Wednesday, 17 May 2023

Punch Drunk but Happy

Once I get the bit between my teeth, I tend to doggedly pull myself along towards death or glory. I will admit to being a little obsessive in that way. I was keen to get this crack done, I didn't want to distract myself with a myriad other projects. Get in, get the job done, then move on. First I had to get the crack clean, that meant cutting the log out. I borrowed an old pruning saw and went back with Ethan and Dave Fidler, a good man for boulder esoterica.

Ethan got a rope around it. It didn't pull out, the rope was a natural fibre fat hawser of shipping detritus. It got stuck.




We sent Ethan up with the saw. It was slow going. After we all had a go we stomped off to find something less frustrating to do.

Next month I was back with Dave, some large cams, a grigri and a shiny new pruning saw..

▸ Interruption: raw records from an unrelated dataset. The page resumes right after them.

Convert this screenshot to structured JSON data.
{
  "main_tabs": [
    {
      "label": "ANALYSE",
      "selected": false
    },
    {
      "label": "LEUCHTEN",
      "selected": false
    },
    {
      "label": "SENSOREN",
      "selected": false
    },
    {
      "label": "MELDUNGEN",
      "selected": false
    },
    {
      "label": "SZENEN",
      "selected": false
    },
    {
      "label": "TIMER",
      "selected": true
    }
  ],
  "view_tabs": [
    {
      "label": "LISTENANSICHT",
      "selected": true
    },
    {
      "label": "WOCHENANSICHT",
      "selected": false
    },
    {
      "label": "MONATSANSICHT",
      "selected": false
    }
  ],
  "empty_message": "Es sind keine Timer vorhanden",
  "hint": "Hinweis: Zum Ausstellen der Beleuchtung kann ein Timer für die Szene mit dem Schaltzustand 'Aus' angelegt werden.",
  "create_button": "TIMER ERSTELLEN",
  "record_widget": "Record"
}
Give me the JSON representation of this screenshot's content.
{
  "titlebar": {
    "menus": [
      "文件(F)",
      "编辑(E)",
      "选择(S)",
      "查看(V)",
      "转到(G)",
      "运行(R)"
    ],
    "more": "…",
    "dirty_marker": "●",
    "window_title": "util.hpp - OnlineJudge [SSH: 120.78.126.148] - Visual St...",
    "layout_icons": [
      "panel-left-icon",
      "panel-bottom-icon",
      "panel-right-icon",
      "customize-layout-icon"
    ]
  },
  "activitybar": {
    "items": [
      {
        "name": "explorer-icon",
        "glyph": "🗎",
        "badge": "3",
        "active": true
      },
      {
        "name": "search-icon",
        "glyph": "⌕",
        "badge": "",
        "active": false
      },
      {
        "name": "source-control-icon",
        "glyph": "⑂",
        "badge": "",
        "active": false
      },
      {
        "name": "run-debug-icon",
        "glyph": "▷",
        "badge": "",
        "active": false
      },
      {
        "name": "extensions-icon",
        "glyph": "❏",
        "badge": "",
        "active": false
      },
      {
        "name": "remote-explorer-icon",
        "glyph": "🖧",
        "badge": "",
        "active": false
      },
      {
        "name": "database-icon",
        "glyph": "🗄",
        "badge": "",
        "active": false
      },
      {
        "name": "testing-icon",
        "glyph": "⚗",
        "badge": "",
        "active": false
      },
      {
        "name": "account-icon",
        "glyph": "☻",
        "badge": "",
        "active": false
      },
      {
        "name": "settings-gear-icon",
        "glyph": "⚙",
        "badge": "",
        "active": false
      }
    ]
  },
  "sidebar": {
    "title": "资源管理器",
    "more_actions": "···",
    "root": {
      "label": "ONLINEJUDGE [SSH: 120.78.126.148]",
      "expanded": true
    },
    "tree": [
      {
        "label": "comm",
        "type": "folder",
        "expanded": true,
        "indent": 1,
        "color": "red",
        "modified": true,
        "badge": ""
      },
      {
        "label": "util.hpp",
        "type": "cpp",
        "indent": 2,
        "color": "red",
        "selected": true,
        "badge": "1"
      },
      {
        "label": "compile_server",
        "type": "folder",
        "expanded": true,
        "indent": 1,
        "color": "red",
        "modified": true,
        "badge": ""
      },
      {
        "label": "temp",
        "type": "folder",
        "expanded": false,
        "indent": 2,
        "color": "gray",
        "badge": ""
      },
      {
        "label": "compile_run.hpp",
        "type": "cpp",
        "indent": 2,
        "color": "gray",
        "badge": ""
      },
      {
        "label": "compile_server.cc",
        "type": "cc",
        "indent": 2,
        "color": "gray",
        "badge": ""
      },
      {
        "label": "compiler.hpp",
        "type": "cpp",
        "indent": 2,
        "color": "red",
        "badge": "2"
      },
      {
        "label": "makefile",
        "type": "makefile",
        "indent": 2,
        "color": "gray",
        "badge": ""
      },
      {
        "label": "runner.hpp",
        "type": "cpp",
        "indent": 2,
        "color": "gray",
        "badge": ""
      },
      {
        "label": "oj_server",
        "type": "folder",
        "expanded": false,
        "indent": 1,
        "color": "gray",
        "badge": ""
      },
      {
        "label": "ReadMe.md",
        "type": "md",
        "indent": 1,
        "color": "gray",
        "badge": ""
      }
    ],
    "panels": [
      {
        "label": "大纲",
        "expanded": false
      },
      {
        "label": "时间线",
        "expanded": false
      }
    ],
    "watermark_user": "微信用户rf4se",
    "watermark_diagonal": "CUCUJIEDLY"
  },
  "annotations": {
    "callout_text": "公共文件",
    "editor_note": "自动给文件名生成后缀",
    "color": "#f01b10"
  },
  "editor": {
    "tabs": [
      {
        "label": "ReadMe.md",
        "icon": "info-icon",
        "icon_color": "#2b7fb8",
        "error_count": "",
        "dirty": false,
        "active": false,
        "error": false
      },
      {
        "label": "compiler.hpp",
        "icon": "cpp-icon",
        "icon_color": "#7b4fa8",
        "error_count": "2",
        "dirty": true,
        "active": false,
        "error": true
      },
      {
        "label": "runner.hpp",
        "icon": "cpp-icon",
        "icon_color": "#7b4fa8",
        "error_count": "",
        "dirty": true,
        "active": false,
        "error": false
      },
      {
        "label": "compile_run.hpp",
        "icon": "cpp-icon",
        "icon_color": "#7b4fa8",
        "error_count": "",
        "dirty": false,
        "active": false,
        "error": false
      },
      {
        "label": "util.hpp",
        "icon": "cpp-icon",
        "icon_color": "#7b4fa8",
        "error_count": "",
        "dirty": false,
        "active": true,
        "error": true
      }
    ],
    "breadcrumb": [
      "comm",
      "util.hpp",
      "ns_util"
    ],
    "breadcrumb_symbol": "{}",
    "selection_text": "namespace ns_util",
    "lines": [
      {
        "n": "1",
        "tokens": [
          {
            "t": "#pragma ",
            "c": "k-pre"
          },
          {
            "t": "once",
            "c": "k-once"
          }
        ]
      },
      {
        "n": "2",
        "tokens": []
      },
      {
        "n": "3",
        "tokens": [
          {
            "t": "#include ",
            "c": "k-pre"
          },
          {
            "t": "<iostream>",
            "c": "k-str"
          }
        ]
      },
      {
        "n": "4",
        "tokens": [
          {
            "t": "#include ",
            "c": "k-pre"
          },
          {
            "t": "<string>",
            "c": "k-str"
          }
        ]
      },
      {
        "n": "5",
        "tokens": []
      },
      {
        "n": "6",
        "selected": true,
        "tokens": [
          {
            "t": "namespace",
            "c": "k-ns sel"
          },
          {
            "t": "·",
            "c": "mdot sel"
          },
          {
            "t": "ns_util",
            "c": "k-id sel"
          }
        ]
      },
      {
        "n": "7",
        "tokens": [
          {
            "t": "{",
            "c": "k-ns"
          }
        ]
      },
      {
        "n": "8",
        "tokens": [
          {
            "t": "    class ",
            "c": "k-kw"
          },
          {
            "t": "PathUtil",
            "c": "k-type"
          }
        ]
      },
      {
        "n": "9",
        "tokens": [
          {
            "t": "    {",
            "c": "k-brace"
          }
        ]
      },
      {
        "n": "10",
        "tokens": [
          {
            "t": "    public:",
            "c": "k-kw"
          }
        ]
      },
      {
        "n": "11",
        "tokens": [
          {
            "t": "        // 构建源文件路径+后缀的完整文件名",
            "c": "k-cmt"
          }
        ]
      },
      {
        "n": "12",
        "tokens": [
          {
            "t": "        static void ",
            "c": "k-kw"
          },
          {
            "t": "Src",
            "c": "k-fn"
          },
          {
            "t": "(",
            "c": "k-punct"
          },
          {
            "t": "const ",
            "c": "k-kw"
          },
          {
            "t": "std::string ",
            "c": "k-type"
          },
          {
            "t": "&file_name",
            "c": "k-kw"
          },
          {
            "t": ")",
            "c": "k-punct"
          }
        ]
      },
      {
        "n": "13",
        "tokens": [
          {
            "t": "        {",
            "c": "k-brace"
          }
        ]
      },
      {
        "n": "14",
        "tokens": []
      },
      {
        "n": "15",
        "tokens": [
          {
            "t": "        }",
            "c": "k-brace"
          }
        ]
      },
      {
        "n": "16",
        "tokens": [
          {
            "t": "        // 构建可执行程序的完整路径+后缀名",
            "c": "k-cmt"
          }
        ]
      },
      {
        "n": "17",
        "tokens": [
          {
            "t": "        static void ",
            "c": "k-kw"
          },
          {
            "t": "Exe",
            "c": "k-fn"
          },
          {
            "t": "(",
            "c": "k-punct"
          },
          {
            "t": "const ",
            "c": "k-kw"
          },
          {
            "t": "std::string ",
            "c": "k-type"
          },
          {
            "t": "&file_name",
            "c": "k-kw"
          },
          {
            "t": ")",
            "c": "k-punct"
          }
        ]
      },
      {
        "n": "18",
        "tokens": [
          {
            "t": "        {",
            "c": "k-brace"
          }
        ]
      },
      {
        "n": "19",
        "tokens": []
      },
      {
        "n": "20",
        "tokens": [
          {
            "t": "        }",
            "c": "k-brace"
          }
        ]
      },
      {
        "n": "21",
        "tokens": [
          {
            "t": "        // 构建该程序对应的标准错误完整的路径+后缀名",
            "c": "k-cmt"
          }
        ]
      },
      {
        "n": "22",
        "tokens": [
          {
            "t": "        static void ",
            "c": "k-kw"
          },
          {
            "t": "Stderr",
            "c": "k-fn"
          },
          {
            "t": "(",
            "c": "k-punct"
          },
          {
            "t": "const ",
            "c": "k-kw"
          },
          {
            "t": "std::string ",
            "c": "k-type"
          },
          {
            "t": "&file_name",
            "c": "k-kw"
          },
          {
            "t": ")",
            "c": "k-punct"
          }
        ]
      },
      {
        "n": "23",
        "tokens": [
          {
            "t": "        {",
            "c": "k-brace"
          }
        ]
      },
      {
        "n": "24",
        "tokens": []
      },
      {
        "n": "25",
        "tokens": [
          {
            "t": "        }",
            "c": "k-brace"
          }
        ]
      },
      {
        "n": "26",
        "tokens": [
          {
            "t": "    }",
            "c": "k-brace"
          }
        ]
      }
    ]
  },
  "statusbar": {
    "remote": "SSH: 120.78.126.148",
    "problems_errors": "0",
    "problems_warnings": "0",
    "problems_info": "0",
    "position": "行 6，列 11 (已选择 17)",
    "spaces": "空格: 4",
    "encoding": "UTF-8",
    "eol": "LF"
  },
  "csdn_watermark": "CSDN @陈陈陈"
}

Unfortunately, the rope had been mashed by the tide into all sections of the crack. Cutting the log out was the easy bit. The rope was slow going, and I mashed my knuckles. Eventually it looked like we could tuck the worst of the rope out the way and have a go.

Buggrit, yet again the rope was found to be still in the way. One key jam was blocked. I was pretty cut up. Literally in fact. The blockage of jams meant my attempts were mainly leg driven, and the enevitable back and footing shredded my back. I checked the tides and gave myself a month's peace for psyche and skin to re grow.

May saw me furiously watching the forecasts. My supposed perfect tide day was at the end of a dry spell well enough. However, the rain was a-coming. It would be just my luck to put all that effort in only to be rained off. Taking inspiration from Caff, who'd managed a successful winter of first ascents by going to bed dead early, then sending in a series of weirdly dry dawn raids. I vowed to emulate this to get a tide window when the kids would be sleeping and easy for my wife to manage.

The rope was still a bugger, and the early morning dew had yet to completely evaporate, leaving the reversal of the down climb to set the cam a little eerie. The rope was hard to reach but I was able to remove almost all, and expose a key jam. I was on my own this time, and was a little perturbed that the pebbles had dropped again. Well, I'd brought all four of my pads, so I'd better make them count.


This was the first go. On reflection it was a good thing as since as far back as following my accident on what became the shard, I've been nervous about proper awkward lobs from height onto pads. Well this was that, and I coped. 
I was going to leave that as that. My analytical brain however chose to blame my left tape glove, which had gotten chunky through reuse and reapplication of tape. Out came the shears and I jointed and butchered it, and rebuilt something from its guts. I also realised I've fallen on my most squidgy highball, pad, so swapped it over, bringing the newest pads in my most likely fall zone. Comfy now eh?

Round two:


I called it Cherry Bomb, because it was fairly punk and rowdy. Also the beach is Porth Ceiriad. That, and Ethan is a big Guardians fan. 
I think 6C+ to fit in with other boulder cracks. It's easier than Tosheroon and requires less precision than Randy Roof, harder than Big Bad Bari and Maneater. Probably similar difficulty to Nefoedd Wideboy. Boulder crack grades seem so compressed with a world of difference between 6C and 7A. Maybe if there was more of them it would spread out a bit.
 
So happy and content, I can hobble away, wash away the blood, and look for my next fight. Probably a little closer to home.